1- yes, Gorgie twetted he is looking into it[0].

2- The only 2 i know of are airoboros[1] and Hydra which is still in progress.

[0] https://x.com/ggerganov/status/1698667093711880687?s=46&t=Jp...

[1] https://github.com/jondurbin/airoboros#lmoe

kristianp · on Sept 4, 2023

Thanks. Yes, I've seen airoboros, it aims to use a mixture of fine-tunes of the base model if I recall correctly. Not a truly pre-trained MOE, but could be useful.

Hydra, is this it? https://github.com/SkunkworksAI/hydra-moe

thawab · on Sept 5, 2023

Yes, it's fine-tuned models, hopefully the community find use-cases where it will shine. Regarding Hydra, yes, that's the one. To stay updated, join the Discord mentioned in the repo.

Havoc · on Sept 4, 2023

What does “pretrain” mean in this context? It sounds like normal training

rodonn · on Sept 4, 2023

GPT stands for Generative Pre-trained Transformer.
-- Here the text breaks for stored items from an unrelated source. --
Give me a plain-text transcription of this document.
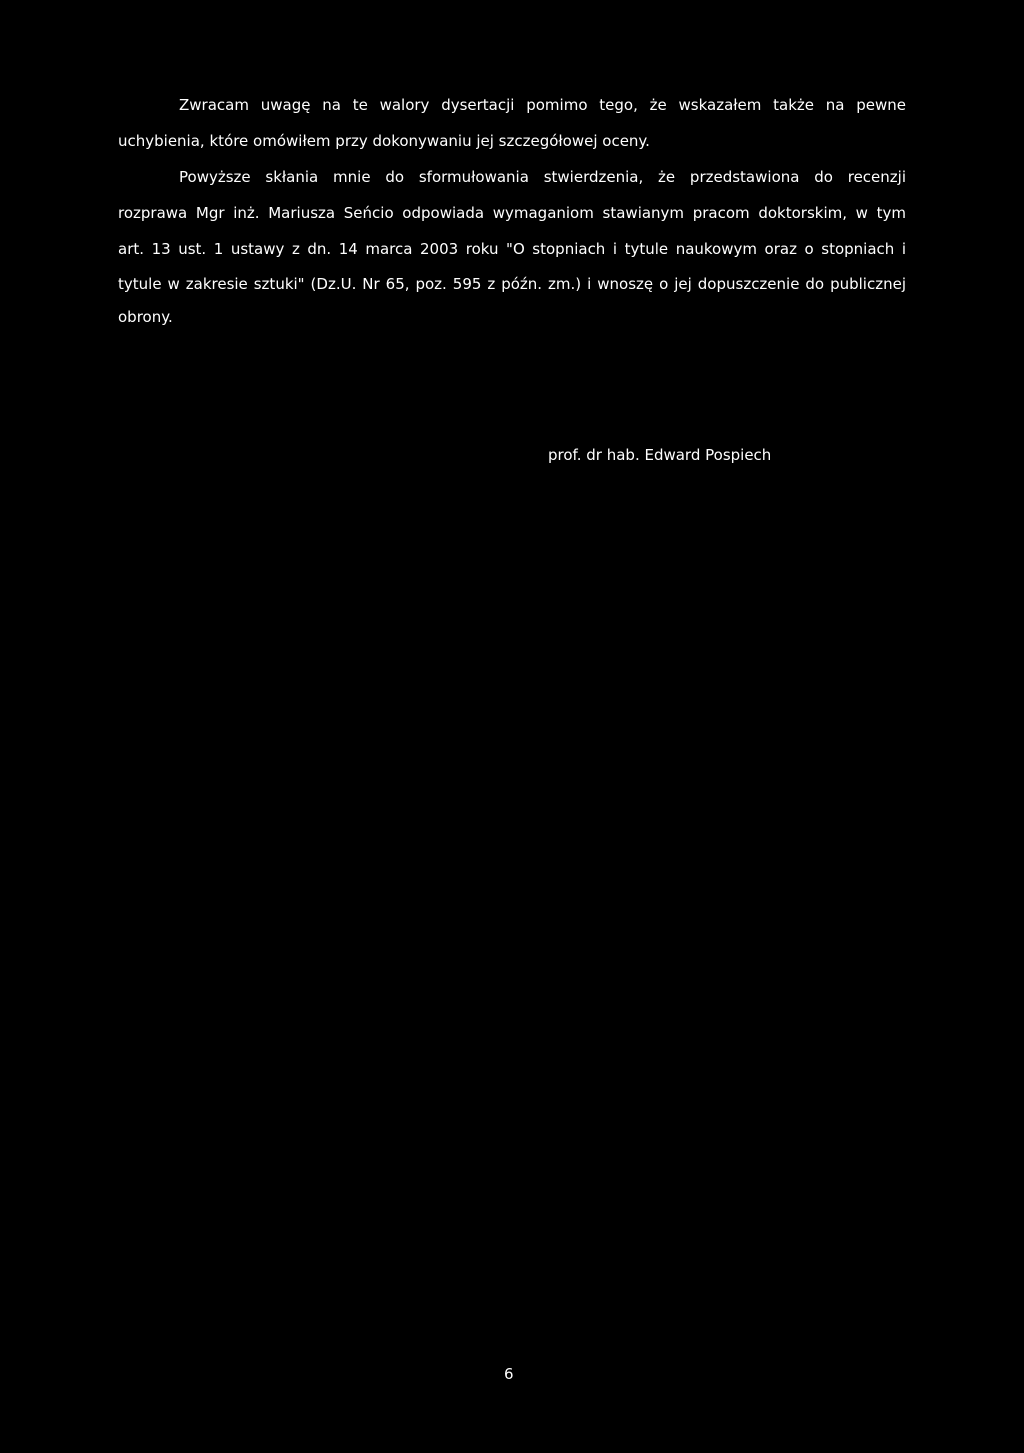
Zwracam uwagę na te walory dysertacji pomimo tego, że wskazałem także na pewne
uchybienia, które omówiłem przy dokonywaniu jej szczegółowej oceny.
Powyższe skłania mnie do sformułowania stwierdzenia, że przedstawiona do recenzji
rozprawa Mgr inż. Mariusza Seńcio odpowiada wymaganiom stawianym pracom doktorskim, w tym
art. 13 ust. 1 ustawy z dn. 14 marca 2003 roku "O stopniach i tytule naukowym oraz o stopniach i
tytule w zakresie sztuki" (Dz.U. Nr 65, poz. 595 z późn. zm.) i wnoszę o jej dopuszczenie do publicznej
obrony.
prof. dr hab. Edward Pospiech
6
The "main" training step using huge amounts of inputs is called pre-training. The idea is that after that pre-training, you might fine tune the model for your specific use case.

Havoc · on Sept 4, 2023

I see...that makes sense. Thanks for explaining

Filligree · on Sept 4, 2023

As opposed to fine-tuning or in-context learning. It really is normal training.

Mxbonn · on Sept 4, 2023

Couldn't immediately find it but who sponsors/pays for the compute?

sp332 · on Sept 4, 2023

The link that says you can watch cross-entropy loss live is locked or broken.
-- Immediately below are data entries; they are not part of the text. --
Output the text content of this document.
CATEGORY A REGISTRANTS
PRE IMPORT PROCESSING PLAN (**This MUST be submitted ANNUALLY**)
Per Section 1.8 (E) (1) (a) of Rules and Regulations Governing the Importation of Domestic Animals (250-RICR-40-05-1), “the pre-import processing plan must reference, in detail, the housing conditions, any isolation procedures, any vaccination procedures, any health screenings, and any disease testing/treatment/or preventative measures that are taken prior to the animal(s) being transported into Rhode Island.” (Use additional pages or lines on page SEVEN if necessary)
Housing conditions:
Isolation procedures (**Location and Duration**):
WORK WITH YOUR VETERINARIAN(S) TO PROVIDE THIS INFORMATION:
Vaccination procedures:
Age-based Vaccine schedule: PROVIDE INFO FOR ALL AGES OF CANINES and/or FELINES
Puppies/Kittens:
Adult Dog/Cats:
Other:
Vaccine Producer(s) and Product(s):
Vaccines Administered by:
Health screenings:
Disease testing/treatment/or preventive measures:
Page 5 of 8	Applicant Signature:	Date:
fragebogen · on Sept 4, 2023

Works now for me https://wandb.ai/lance777/lightning_logs/reports/metric-trai...

alexedw · on Sept 4, 2023

This is silly. Look at the loss and benchmark curves for the Pythia suite of models - the smaller models certainly did saturate and in fact began worsening.

2T not saturating on a 7B is very different from 3T on a 1B.

littlestymaar · on Sept 5, 2023

That's the point of the experiment actually…

RC_ITR · on Sept 4, 2023

Not to be a downer, but wasn’t one of OpenAI’s earliest discoveries that training small models on huge datasets leads to over-fitting?

It’s my understanding that the entire race to ever-more parameters was driven by that.

minimaxir · on Sept 4, 2023

A workaround to overfitting is to train on so much distinct data that the model can't overfit.

Newer large datasets like the ones used here optimize for diversity. (e.g. SlimPajama is a heavily-deduped dataset)

ljlolel · on Sept 4, 2023

Learn about the magic of double descent

RC_ITR · on Sept 4, 2023

https://openai.com/research/deep-double-descent

Yeah, the line keeps going down as the model gets bigger. What's your point? That there's a hump in the middle?

e12e · on Sept 4, 2023

Are they upsampling - whatever that means in the context of datasets?

AFAIU slim pajama is about 627B tokens, and Starcoder:

> approximately 250 Billion tokens.

Ed: I see TFA says:

> Combined Dataset Size - Around 950B tokens

> Total Tokens During Training - 3 trillion (slightly more than 3 epochs/1430k steps)

... but I'm not seeing how one becomes three? That's more like 1 trillion than 3 trillion tokens?

emikulic · on Sept 5, 2023

Three epochs means it sees each token three times. The dataset is ~1T like you said.

29athrowaway · on Sept 4, 2023

A tiny llama would be hard to distinguish from an alpaca.